If the conference table requires a high build, piano rub out, we will do that, but that is not what you're attempting. I have rubbed out conference tables in the middle of the night, for a Monday morning delivery, when I have had silicone contamination that could not be sprayed over. The trick with any rub out is to start with the lightest wet dry paper to remove the damage as quickly as possible without rubbing through. All work after that is to remove the damage that the subsequent paper or abrasive did.

Your 600 grit may not be heavy enough to pull out your imperfections and your 0000 steel wool is about 400 grit dry and about 500 grit dipped in wax. If you really want a waxed rub out finish, and I have no idea why, you need to start with either 400 or 600 depending on how bad the finish is and take the surface up to 1500 grit (on a flat platen air sander preferably). You want to squeegee after every grit and look across the surface and not see any low or shiny spots. Once done with a clean uniform scratch pattern, I would buff it out with light auto compound, then a glazing compound. This will give you a clean, next to no scratch, and a high gloss finish that can be abraded down with 0000 in a straight line, no hooking to your pattern. If you want to use Guardsman concentrate as a lubricant for the steel wool, you will get a final finish that is not full of paste wax smears and should be about 40 degree gloss that will dull down to about 25 degrees over time.

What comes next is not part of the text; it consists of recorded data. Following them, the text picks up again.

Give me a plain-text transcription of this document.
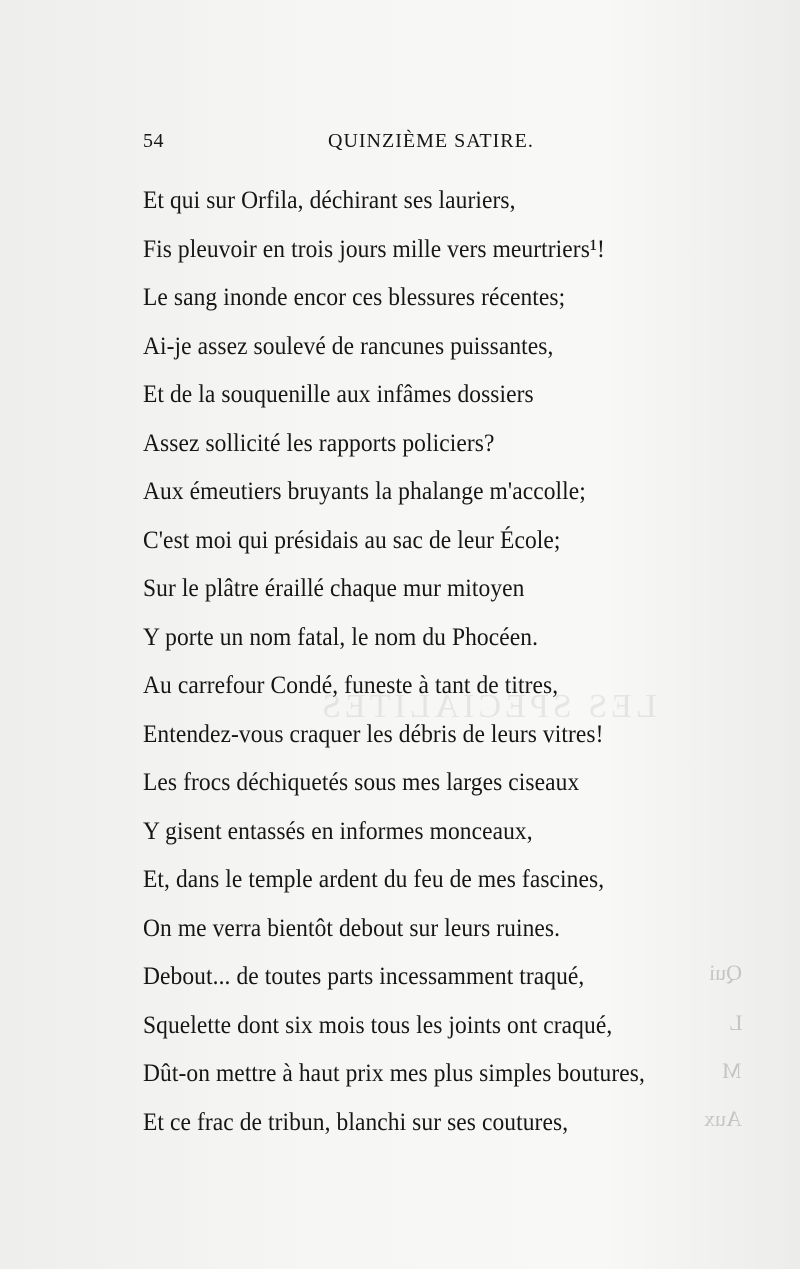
LES SPÉCIALITÉS
Qui
L
M
Aux
54	QUINZIÈME SATIRE.
Et qui sur Orfila, déchirant ses lauriers,
Fis pleuvoir en trois jours mille vers meurtriers¹!
Le sang inonde encor ces blessures récentes;
Ai-je assez soulevé de rancunes puissantes,
Et de la souquenille aux infâmes dossiers
Assez sollicité les rapports policiers?
Aux émeutiers bruyants la phalange m'accolle;
C'est moi qui présidais au sac de leur École;
Sur le plâtre éraillé chaque mur mitoyen
Y porte un nom fatal, le nom du Phocéen.
Au carrefour Condé, funeste à tant de titres,
Entendez-vous craquer les débris de leurs vitres!
Les frocs déchiquetés sous mes larges ciseaux
Y gisent entassés en informes monceaux,
Et, dans le temple ardent du feu de mes fascines,
On me verra bientôt debout sur leurs ruines.
Debout... de toutes parts incessamment traqué,
Squelette dont six mois tous les joints ont craqué,
Dût-on mettre à haut prix mes plus simples boutures,
Et ce frac de tribun, blanchi sur ses coutures,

Your water base finish will need to cure (70 degrees temp, 24 hours and day 7 days) so you can get a decent rub out. Until that time it is way too soft. The easier approach is to spray two coats of a vinyl sanding sealer with a shot of smoothie. Bust sand with 280 on a quarter pad sander, then spray on 4 wet on wet coats of a post cat. Acrylic 30 gloss and walk away or more appropriately deliver and collect your money! Sorry, I am lazy and we charge $125 a linear foot for Friday to Monday morning delivery. Shellac and wax finishes have their place, but that is not on a partial board and veneer table.



From contributor C:
I read your post and was all ready to respond as I make lots of conference tables. Then I read contributor M's detailed response and he said exactly what I was going to advise! Follow his comments and you will not only be less frustrated, but you will also have a client who won't be calling to ask you to re-wax that table every 8 weeks!


From contributor J:
Yup, contributor M has given you a lot of good advice already. I also have not had any luck with waxes and avoid even playing with them anymore. I do rubbed finishes very, very rarely, but in a similar way to contributor M with a couple small differences.

First I start out with a hard finish. Last one I used MLC's EuroBuild on, and it is really nice (although pricey), for this kind of application. I scuff between every coat and for a flat surface I start with 320 grit. Yup, it's coarse, but on a flat surface it cuts fast. If you're nervous you can start with 400 (what I use for edges and profiles, etc.), but 600 is just way too fine to get anything done. I sand through to about 1000 grit, but I'm not going for gloss finishes, so no need for higher. I then finish up using a buffer and compound to get the sheen I want.

I also think you may be rubbing out too quickly. Water based finishes take a long time to fully cure. Another reason to avoid rubbing finishes out, especially on WB finishes.



From contributor I:
I agree with the comments above. I have a counter attached to the desk in my office that gets similar use to a conference table. I finished it with oil and wax because I really do like the look and feel. All I can say is that maintaining it is too much of a hassle!

I set my coffee down on it every day, and you can see plenty of evidence of that. Even with light to moderate use, I found myself having to re-wax so much, I gave up applying paste wax and started using a product made for butcher block countertops that I could apply casually every time I clean it.

I am eventually going to strip it and spray it. I regret not doing that in the first place.